ComfortDelgro – BT

ComfortDelgro Q2 profit up 0.9% to $57.3m

Revenue dips 4% as it takes a hit from weaker pound and Australian dollar

COMFORTDELGRO has reported a marginal 0.9 per cent increase in second-quarter net profit to $57.3 million, supported by an exceptional gain of $26.5 million.

The group registered a 4 per cent dip in revenue to $758.3 million as earnings from foreign operations were hit by a weaker pound and Australian dollar.

Earnings per share rose to 2.74 cents from 2.73 cents a year ago. A dividend of 2.63 cents a share for the quarter will be paid out on Sept 8.

Revenue from bus operations slipped 3.9 per cent to $380.4 million as a result of declines in Singapore and the UK, although operations in Australia and China grew.

Revenue from bus services under SBS Transit dropped 7.4 per cent to $132.5 million as a result of the temporary fare reduction and increase in the transfer rebate – which started in April – as well as a drop in patronage.

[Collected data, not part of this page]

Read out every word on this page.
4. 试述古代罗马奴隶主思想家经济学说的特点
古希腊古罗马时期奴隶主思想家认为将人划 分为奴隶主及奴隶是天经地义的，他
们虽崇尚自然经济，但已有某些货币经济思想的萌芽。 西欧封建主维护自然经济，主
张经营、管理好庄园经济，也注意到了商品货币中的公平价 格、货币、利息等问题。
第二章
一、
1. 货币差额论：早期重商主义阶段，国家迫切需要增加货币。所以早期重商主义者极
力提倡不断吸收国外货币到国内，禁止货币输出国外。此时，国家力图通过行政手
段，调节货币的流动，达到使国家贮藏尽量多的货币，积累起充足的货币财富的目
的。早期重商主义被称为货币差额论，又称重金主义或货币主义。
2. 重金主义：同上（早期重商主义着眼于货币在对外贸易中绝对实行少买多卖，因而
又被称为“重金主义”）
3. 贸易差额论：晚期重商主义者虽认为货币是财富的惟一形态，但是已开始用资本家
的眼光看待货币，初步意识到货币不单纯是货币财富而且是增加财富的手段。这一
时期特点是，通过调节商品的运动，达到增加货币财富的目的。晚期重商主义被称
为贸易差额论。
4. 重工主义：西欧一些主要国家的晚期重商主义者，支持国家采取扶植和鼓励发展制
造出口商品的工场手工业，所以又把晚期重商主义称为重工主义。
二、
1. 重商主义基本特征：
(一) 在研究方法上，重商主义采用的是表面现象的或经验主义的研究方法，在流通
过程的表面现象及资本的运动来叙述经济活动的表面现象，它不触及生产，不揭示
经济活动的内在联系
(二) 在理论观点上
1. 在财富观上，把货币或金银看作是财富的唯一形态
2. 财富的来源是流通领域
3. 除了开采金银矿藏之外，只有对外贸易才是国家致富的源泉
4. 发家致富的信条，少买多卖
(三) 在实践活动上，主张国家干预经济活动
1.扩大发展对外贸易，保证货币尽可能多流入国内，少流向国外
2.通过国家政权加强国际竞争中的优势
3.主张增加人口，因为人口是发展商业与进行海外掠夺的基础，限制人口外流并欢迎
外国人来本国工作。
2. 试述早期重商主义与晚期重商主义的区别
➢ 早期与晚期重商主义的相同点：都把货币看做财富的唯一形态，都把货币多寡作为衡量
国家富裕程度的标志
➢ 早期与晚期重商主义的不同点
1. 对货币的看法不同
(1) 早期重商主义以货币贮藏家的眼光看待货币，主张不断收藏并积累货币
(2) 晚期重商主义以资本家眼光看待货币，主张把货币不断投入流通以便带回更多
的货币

Revenue from the taxi business fell 2.8 per cent to $230.7 million from a year earlier, dragged down by operations in the UK.

Revenue from the rail business was up 1.1 per cent to $26.3 million as average daily patronage of the North East Line and the Punggol and Sengkang LRTs grew.

Revenue from bus station business rose 13 per cent to $5.2 million, while revenue from vehicle inspection and testing was 6.5 per cent higher at $19.8 million.

ComfortDelGro group CEO Kua Hong Pak said: ‘Despite the economic downturn, we have achieved growth. While our businesses are fundamentally sound, we remain cautious given the uncertain outlook.’

DMG & Partners maintained a ‘buy’ on Comfort, with a target price of $1.78. Comfort’s stock closed at $1.57 yesterday, down two cents.

Separately, SBS Transit said yesterday that it has invested $159 million in 350 new single and double-decker buses from Sweden’s Scania and Volvo as part of its fleet renewal programme. SBS will have 1,450 new buses in its fleet.